The command here to Noah and his descendants was to be fruitful and multiply to the ends of the earth. Listen to what Jesus says in John 15 “if a person remains in me and I in him, he will bear much fruit, if not you will be burned in the fire. If you remain in me you will be fruitful showing yourselves to be my disciples to my Father’s glory”.

Then in Matthew Jesus says to go and make disciples of all the nations. Do you see, the command to the church of Jesus Christ is still to be fruitful and multiply, not just by procreating, but by multiplying disciples. You see these were God’s chosen people created in the image of God. He wasn’t just blessing them to procreate all over the place, but to multiply as God’s people throughout the earth, making a great Godly nation. Nothing has changed.

Paul said it many times, do not boast in anything but Christ crucified. Anything you have done that is not in the service of the Lord, that doesn’t glorify Him, is ultimately worthless and will be burned up in the refining fire. I’m not saying there is anything wrong with achieving things, I have myself, but I also realized that they were all empty.

This week, ask yourself, how can I allow God to transform me with His word? One of the answers should be obvious, immerse yourself in the Word. Allow him to transform you into a person who does everything for the glory of God, not man. For us, reading the Bible is the same as the disciples spending everyday traveling and living with him, learning from him. He said follow me, and they dropped everything and went with him for three years.

We can’t physically live with him like that, but imagine if when we accepted the call to follow Him, we spent all day, everyday in His presence through the Word and prayer, and doing the things that that would produce in our lives. That would be the equivalent of what His disciples did. We have a tough time committing 15 minutes a day to being in His presence, letting Him speak to us?

You might say, “I read the Bible sometimes and nothing really happens, I don’t hear him speaking to me, it gets kind of boring and I have so many other things I have to do.” Well I understand that and I wonder how often the disciples were bored, sometimes spending days just walking with Jesus. I’m sure not every moment was an exciting learning experience, or a bunch of miracles. And they didn’t have all the distraction that we have created. But the intent of their hearts was to be with Him every day to not miss anything that might happen, but most of all to be changed by Him.
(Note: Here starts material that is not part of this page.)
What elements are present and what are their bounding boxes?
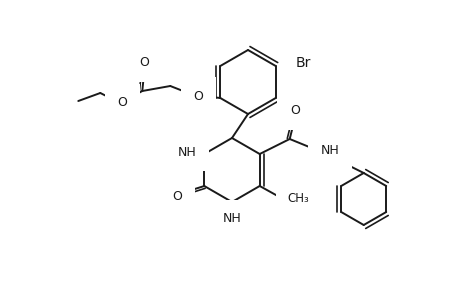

Have you been changed by Jesus? Does your heart ache for people who are lost? Is it hard for you not to talk about what Jesus has done in your life? Why are we here, why did God disperse us sitting in this room today, to this particular place on earth at this particular time?

So be fruitful and multiply. But let me add a caution, we want to multiply disciples, so make sure that before you go out there procreating yourself, that you’re life is devoted to being a disciple, start with yourself, make it your utmost priority to allow God to make you a fruitful Christian whose main goal in life is to love God and other people. Then do what we are going to see Abraham do. GO. But don’t wait until you are perfect, as soon as you know the Gospel message, you are ready to spread it. You may find that this beyond anything else you can do, will make you a fruitful disciple.